Abortion

Virginia TRAP Regulations Go Into Effect

Signed into effect in late December after a two-year back-and-forth between the state health board and the vehemently anti-choice governor’s administration, the medically unnecessary requirements will force many clinics to invest significant amounts of money in upgrades and modifications or else close.

sorry we're closed sign
Signed into law in late December after a two-year back-and-forth between the state health board and the vehemently anti-choice governor's administration, the medically unnecessary requirements will force many clinics to invest significant amounts of money in upgrades and modifications or else close. sorry we're closed sign via Shutterstock

Correction, July 2, 12:25 p.m. EST: The first two paragraphs of this article have been corrected to better clarify the legislative process that the regulations went through.

Thursday marks the day when Virginia’s targeted regulation of abortion providers (TRAP) regulations go into effect, potentially limiting access to safe, legal abortion care in the state.
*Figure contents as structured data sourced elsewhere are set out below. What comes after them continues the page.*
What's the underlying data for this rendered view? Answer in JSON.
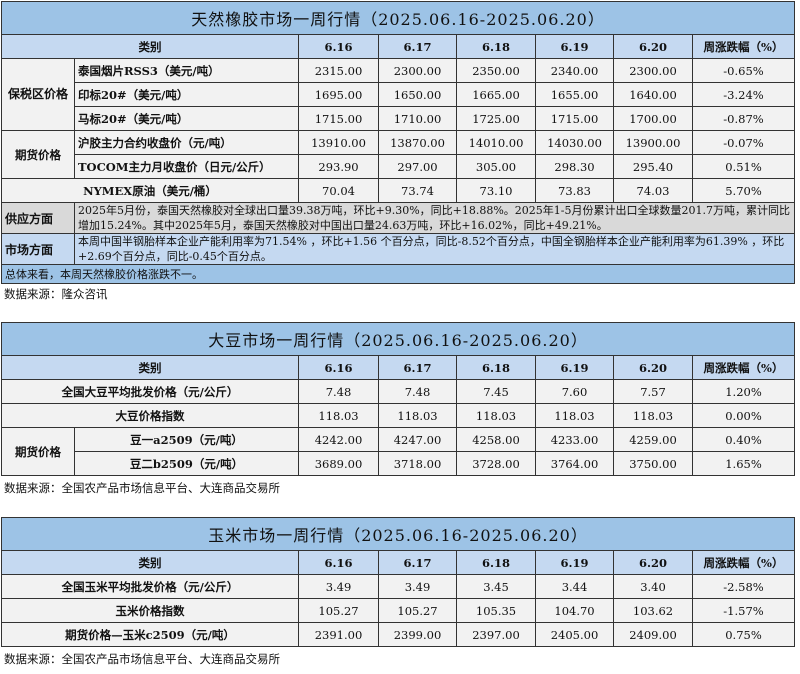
{
  "rubber": {
    "title": "天然橡胶市场一周行情（2025.06.16-2025.06.20）",
    "headers": [
      "类别",
      "6.16",
      "6.17",
      "6.18",
      "6.19",
      "6.20",
      "周涨跌幅（%）"
    ],
    "group_bonded": "保税区价格",
    "group_futures": "期货价格",
    "rows": [
      {
        "name": "泰国烟片RSS3（美元/吨）",
        "values": [
          "2315.00",
          "2300.00",
          "2350.00",
          "2340.00",
          "2300.00",
          "-0.65%"
        ]
      },
      {
        "name": "印标20#（美元/吨）",
        "values": [
          "1695.00",
          "1650.00",
          "1665.00",
          "1655.00",
          "1640.00",
          "-3.24%"
        ]
      },
      {
        "name": "马标20#（美元/吨）",
        "values": [
          "1715.00",
          "1710.00",
          "1725.00",
          "1715.00",
          "1700.00",
          "-0.87%"
        ]
      },
      {
        "name": "沪胶主力合约收盘价（元/吨）",
        "values": [
          "13910.00",
          "13870.00",
          "14010.00",
          "14030.00",
          "13900.00",
          "-0.07%"
        ]
      },
      {
        "name": "TOCOM主力月收盘价（日元/公斤）",
        "values": [
          "293.90",
          "297.00",
          "305.00",
          "298.30",
          "295.40",
          "0.51%"
        ]
      },
      {
        "name": "NYMEX原油（美元/桶）",
        "values": [
          "70.04",
          "73.74",
          "73.10",
          "73.83",
          "74.03",
          "5.70%"
        ]
      }
    ],
    "supply_label": "供应方面",
    "supply_text": "2025年5月份，泰国天然橡胶对全球出口量39.38万吨，环比+9.30%，同比+18.88%。2025年1-5月份累计出口全球数量201.7万吨，累计同比增加15.24%。其中2025年5月，泰国天然橡胶对中国出口量24.63万吨，环比+16.02%，同比+49.21%。",
    "market_label": "市场方面",
    "market_text": "本周中国半钢胎样本企业产能利用率为71.54% ，环比+1.56 个百分点，同比-8.52个百分点，中国全钢胎样本企业产能利用率为61.39% ，环比 +2.69个百分点，同比-0.45个百分点。",
    "summary": "总体来看，本周天然橡胶价格涨跌不一。",
    "source": "数据来源：隆众咨讯"
  },
  "soybean": {
    "title": "大豆市场一周行情（2025.06.16-2025.06.20）",
    "headers": [
      "类别",
      "6.16",
      "6.17",
      "6.18",
      "6.19",
      "6.20",
      "周涨跌幅（%）"
    ],
    "group_futures": "期货价格",
    "rows": [
      {
        "name": "全国大豆平均批发价格（元/公斤）",
        "values": [
          "7.48",
          "7.48",
          "7.45",
          "7.60",
          "7.57",
          "1.20%"
        ]
      },
      {
        "name": "大豆价格指数",
        "values": [
          "118.03",
          "118.03",
          "118.03",
          "118.03",
          "118.03",
          "0.00%"
        ]
      },
      {
        "name": "豆一a2509（元/吨）",
        "values": [
          "4242.00",
          "4247.00",
          "4258.00",
          "4233.00",
          "4259.00",
          "0.40%"
        ]
      },
      {
        "name": "豆二b2509（元/吨）",
        "values": [
          "3689.00",
          "3718.00",
          "3728.00",
          "3764.00",
          "3750.00",
          "1.65%"
        ]
      }
    ],
    "source": "数据来源：全国农产品市场信息平台、大连商品交易所"
  },
  "corn": {
    "title": "玉米市场一周行情（2025.06.16-2025.06.20）",
    "headers": [
      "类别",
      "6.16",
      "6.17",
      "6.18",
      "6.19",
      "6.20",
      "周涨跌幅（%）"
    ],
    "rows": [
      {
        "name": "全国玉米平均批发价格（元/公斤）",
        "values": [
          "3.49",
          "3.49",
          "3.45",
          "3.44",
          "3.40",
          "-2.58%"
        ]
      },
      {
        "name": "玉米价格指数",
        "values": [
          "105.27",
          "105.27",
          "105.35",
          "104.70",
          "103.62",
          "-1.57%"
        ]
      },
      {
        "name": "期货价格—玉米c2509（元/吨）",
        "values": [
          "2391.00",
          "2399.00",
          "2397.00",
          "2405.00",
          "2409.00",
          "0.75%"
        ]
      }
    ],
    "source": "数据来源：全国农产品市场信息平台、大连商品交易所"
  },
  "colors": {
    "title_bg": "#9dc3e6",
    "header_bg": "#c5d9f1",
    "row_bg": "#f2f2f2",
    "supply_bg": "#d9d9d9"
  }
}
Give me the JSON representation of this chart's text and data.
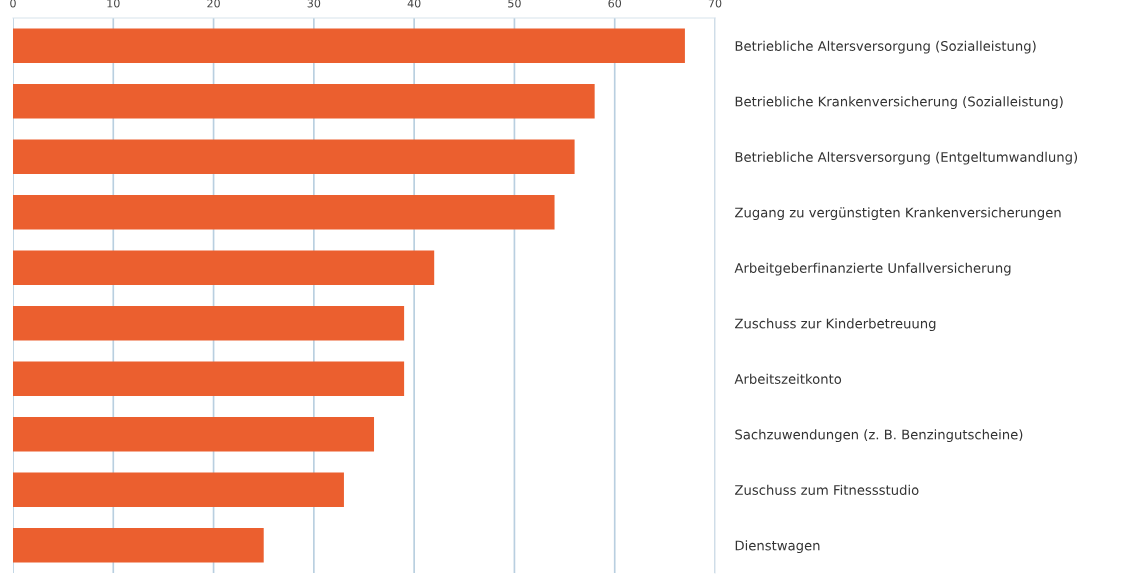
{
  "chart_data": {
    "type": "bar",
    "orientation": "horizontal",
    "categories": [
      "Betriebliche Altersversorgung (Sozialleistung)",
      "Betriebliche Krankenversicherung (Sozialleistung)",
      "Betriebliche Altersversorgung (Entgeltumwandlung)",
      "Zugang zu vergünstigten Krankenversicherungen",
      "Arbeitgeberfinanzierte Unfallversicherung",
      "Zuschuss zur Kinderbetreuung",
      "Arbeitszeitkonto",
      "Sachzuwendungen (z. B. Benzingutscheine)",
      "Zuschuss zum Fitnessstudio",
      "Dienstwagen"
    ],
    "values": [
      67,
      58,
      56,
      54,
      42,
      39,
      39,
      36,
      33,
      25
    ],
    "color": "#eb5f2f",
    "xlim": [
      0,
      70
    ],
    "xticks": [
      0,
      10,
      20,
      30,
      40,
      50,
      60,
      70
    ],
    "grid": "x"
  }
}
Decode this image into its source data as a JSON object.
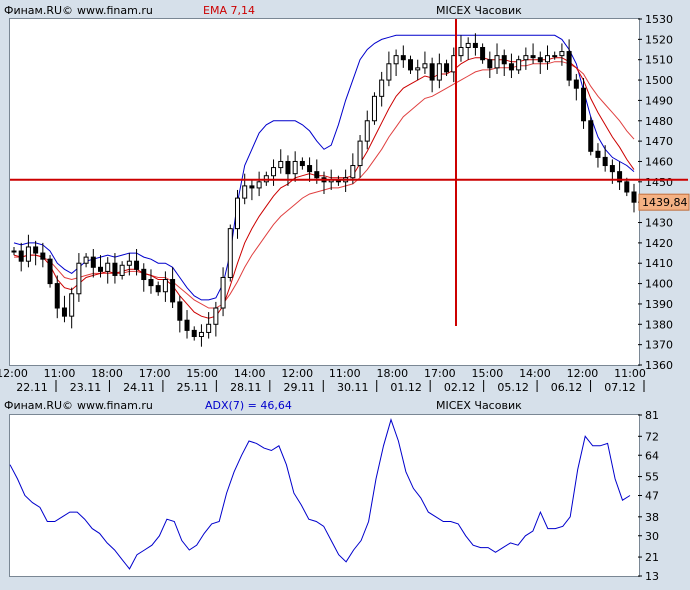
{
  "top_header": {
    "brand": "Финам.RU©",
    "site": "www.finam.ru",
    "indicator": "EMA 7,14",
    "instrument": "MICEX Часовик"
  },
  "bottom_header": {
    "brand": "Финам.RU©",
    "site": "www.finam.ru",
    "indicator": "ADX(7) = 46,64",
    "instrument": "MICEX Часовик"
  },
  "colors": {
    "background": "#d6e0ea",
    "pane": "#ffffff",
    "crosshair": "#cc0000",
    "envelope": "#0000cc",
    "ema_fast": "#cc0000",
    "ema_slow": "#e04040",
    "adx": "#0000cc",
    "price_tag": "#f4b183"
  },
  "chart_data": [
    {
      "type": "candlestick",
      "title": "EMA 7,14",
      "ylim": [
        1360,
        1530
      ],
      "y_ticks": [
        1360,
        1370,
        1380,
        1390,
        1400,
        1410,
        1420,
        1430,
        1440,
        1450,
        1460,
        1470,
        1480,
        1490,
        1500,
        1510,
        1520,
        1530
      ],
      "current_price_label": "1439,84",
      "crosshair_price": 1451,
      "time_ticks": [
        "12:00",
        "11:00",
        "18:00",
        "17:00",
        "15:00",
        "14:00",
        "12:00",
        "11:00",
        "18:00",
        "17:00",
        "15:00",
        "14:00",
        "12:00",
        "11:00"
      ],
      "date_ticks": [
        "22.11",
        "23.11",
        "24.11",
        "25.11",
        "28.11",
        "29.11",
        "30.11",
        "01.12",
        "02.12",
        "05.12",
        "06.12",
        "07.12"
      ],
      "series": [
        {
          "name": "close",
          "values": [
            1416,
            1411,
            1418,
            1415,
            1412,
            1400,
            1388,
            1384,
            1395,
            1410,
            1413,
            1408,
            1406,
            1410,
            1404,
            1409,
            1411,
            1407,
            1402,
            1399,
            1396,
            1402,
            1391,
            1382,
            1377,
            1374,
            1376,
            1380,
            1388,
            1403,
            1427,
            1442,
            1448,
            1447,
            1450,
            1453,
            1457,
            1460,
            1454,
            1460,
            1458,
            1455,
            1452,
            1450,
            1451,
            1450,
            1452,
            1458,
            1470,
            1480,
            1492,
            1500,
            1508,
            1512,
            1510,
            1505,
            1506,
            1508,
            1500,
            1508,
            1504,
            1512,
            1516,
            1518,
            1516,
            1510,
            1506,
            1512,
            1508,
            1505,
            1510,
            1512,
            1511,
            1509,
            1512,
            1512,
            1514,
            1500,
            1496,
            1480,
            1465,
            1462,
            1458,
            1455,
            1450,
            1445,
            1440
          ]
        },
        {
          "name": "ema_fast",
          "values": [
            1414,
            1413,
            1414,
            1414,
            1413,
            1409,
            1402,
            1398,
            1397,
            1400,
            1403,
            1404,
            1405,
            1406,
            1405,
            1406,
            1407,
            1407,
            1405,
            1404,
            1402,
            1402,
            1399,
            1394,
            1390,
            1386,
            1384,
            1383,
            1384,
            1389,
            1399,
            1410,
            1420,
            1427,
            1433,
            1438,
            1443,
            1447,
            1449,
            1452,
            1453,
            1454,
            1453,
            1453,
            1452,
            1452,
            1452,
            1453,
            1459,
            1465,
            1472,
            1479,
            1486,
            1492,
            1496,
            1498,
            1500,
            1502,
            1501,
            1503,
            1503,
            1505,
            1508,
            1510,
            1511,
            1511,
            1510,
            1510,
            1510,
            1509,
            1509,
            1510,
            1510,
            1510,
            1510,
            1511,
            1511,
            1509,
            1506,
            1500,
            1491,
            1484,
            1478,
            1472,
            1467,
            1461,
            1456
          ]
        },
        {
          "name": "ema_slow",
          "values": [
            1413,
            1413,
            1414,
            1414,
            1413,
            1411,
            1407,
            1403,
            1402,
            1403,
            1404,
            1405,
            1405,
            1405,
            1405,
            1405,
            1406,
            1406,
            1405,
            1404,
            1403,
            1403,
            1401,
            1398,
            1395,
            1392,
            1390,
            1388,
            1388,
            1390,
            1395,
            1401,
            1408,
            1414,
            1419,
            1424,
            1429,
            1433,
            1436,
            1439,
            1442,
            1444,
            1445,
            1446,
            1447,
            1447,
            1448,
            1449,
            1452,
            1456,
            1461,
            1466,
            1472,
            1477,
            1482,
            1485,
            1488,
            1491,
            1492,
            1494,
            1496,
            1498,
            1500,
            1502,
            1504,
            1505,
            1505,
            1506,
            1506,
            1506,
            1507,
            1507,
            1508,
            1508,
            1508,
            1509,
            1509,
            1508,
            1506,
            1503,
            1497,
            1492,
            1488,
            1484,
            1480,
            1475,
            1471
          ]
        },
        {
          "name": "envelope",
          "values": [
            1420,
            1419,
            1420,
            1420,
            1419,
            1416,
            1410,
            1407,
            1405,
            1408,
            1411,
            1412,
            1413,
            1414,
            1413,
            1414,
            1415,
            1415,
            1413,
            1412,
            1410,
            1410,
            1408,
            1403,
            1398,
            1394,
            1392,
            1392,
            1393,
            1400,
            1415,
            1440,
            1458,
            1466,
            1474,
            1478,
            1480,
            1480,
            1480,
            1480,
            1478,
            1475,
            1470,
            1466,
            1468,
            1478,
            1490,
            1500,
            1510,
            1515,
            1518,
            1520,
            1521,
            1522,
            1522,
            1522,
            1522,
            1522,
            1522,
            1522,
            1522,
            1522,
            1522,
            1522,
            1522,
            1522,
            1522,
            1522,
            1522,
            1522,
            1522,
            1522,
            1522,
            1522,
            1522,
            1522,
            1520,
            1515,
            1508,
            1495,
            1482,
            1472,
            1466,
            1462,
            1460,
            1458,
            1455
          ]
        }
      ]
    },
    {
      "type": "line",
      "title": "ADX(7) = 46,64",
      "ylim": [
        13,
        81
      ],
      "y_ticks": [
        13,
        21,
        30,
        38,
        47,
        55,
        64,
        72,
        81
      ],
      "series": [
        {
          "name": "ADX(7)",
          "values": [
            60,
            54,
            47,
            44,
            42,
            36,
            36,
            38,
            40,
            40,
            37,
            33,
            31,
            27,
            24,
            20,
            16,
            22,
            24,
            26,
            30,
            37,
            36,
            28,
            24,
            26,
            31,
            35,
            36,
            48,
            57,
            64,
            70,
            69,
            67,
            66,
            68,
            60,
            48,
            43,
            37,
            36,
            34,
            28,
            22,
            19,
            24,
            28,
            36,
            54,
            68,
            79,
            70,
            57,
            50,
            46,
            40,
            38,
            36,
            36,
            35,
            30,
            26,
            25,
            25,
            23,
            25,
            27,
            26,
            30,
            32,
            40,
            33,
            33,
            34,
            38,
            58,
            72,
            68,
            68,
            69,
            54,
            45,
            47
          ]
        }
      ]
    }
  ]
}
Signed into effect in late December after a two-year back-and-forth between the state health board and the vehemently anti-choice governor’s administration, the medically unnecessary requirements will force many clinics to invest significant amounts of money in upgrades and modifications or else close.

Regulations that would allow the state Board of Health to require that the state’s abortion clinics to become ambulatory surgical centers were approved by the state legislature in 2011. When the board authorized the changes, but allowed existing providers to grandfather in without adhering to the new guidelines, Republican Attorney General Ken Cuccinelli rejected the ruling and refused to allow it. Since then, the commissioner left in disgust. Later, new, more radically anti-choice members were appointed, allowing members of the administration to have the regulations they desired—the ones meant to force as many providers as possible out of business.

“After two years of backroom bullying and willful manipulation of the law, Virginia’s anti-choice politicians have officially succeeded in putting an extreme ideology before the health and rights of Virginia women,” Tarina Keene, executive director of NARAL Pro-Choice Virginia and co-chair of the Virginia Coalition to Protect Women’s Health, said in a statement. “Governor McDonnell and Attorney General Ken Cuccinelli have spent the last two years playing politics with Virginians’ basic rights and healthcare—and today they are responsible for implementing some of the most extreme state abortion laws in the country. These regulations—like other attempts to chip away at reproductive freedom both here and across the country—are a blatant move to impose a back door ban on safe, legal, abortion care. Because of the callous actions of our governor and attorney general, thousands of Virginia women and families will soon find themselves without access to the critical healthcare they need. It’s a devastating day for the Commonwealth.”

Even before the law went into effect, anti-choice advocates were seeing their desired outcome. Hillcrest Clinic in Norfolk announced at the end of April that it would be closing after four decades of offering safe abortion care, citing an inability to spend the roughly half a million dollars it would take to bring the clinic into compliance with the new law.

Meanwhile, Falls Church Healthcare Center is suing over the new regulations, arguing that upgrades to the clinic could cost well over $2 million. Attorney David Lasso, who is representing the clinic, told the Virginian Pilot that there is “no logical relationship between those construction rules” and medical science. “You have a body of rules that’s now been turned on its head to apply to existing facilities that already comply with local building codes,” he said.

Reproductive and civil rights advocates agree. “Attorney General Cuccinelli is wrong on the law,” Virginia Coalition to Protect Women’s Health Co-Chair Katherine Greenier, the director of the Patricia M. Arnold Women’s Rights Project at the American Civil Liberties Union of Virginia, said in a statement. “There is nothing in the Virginia Code (or Senate Bill 924, defining abortion providers as hospitals) that requires the Board of Health to impose extensive, burdensome construction requirements that have no relation to the safety of the services that women’s health centers provide. AG Cuccinelli’s forced interpretation of the law in this instance is at odds with every other regulation of health care facilities, and far from consistent with prior interpretations of the law at issue.”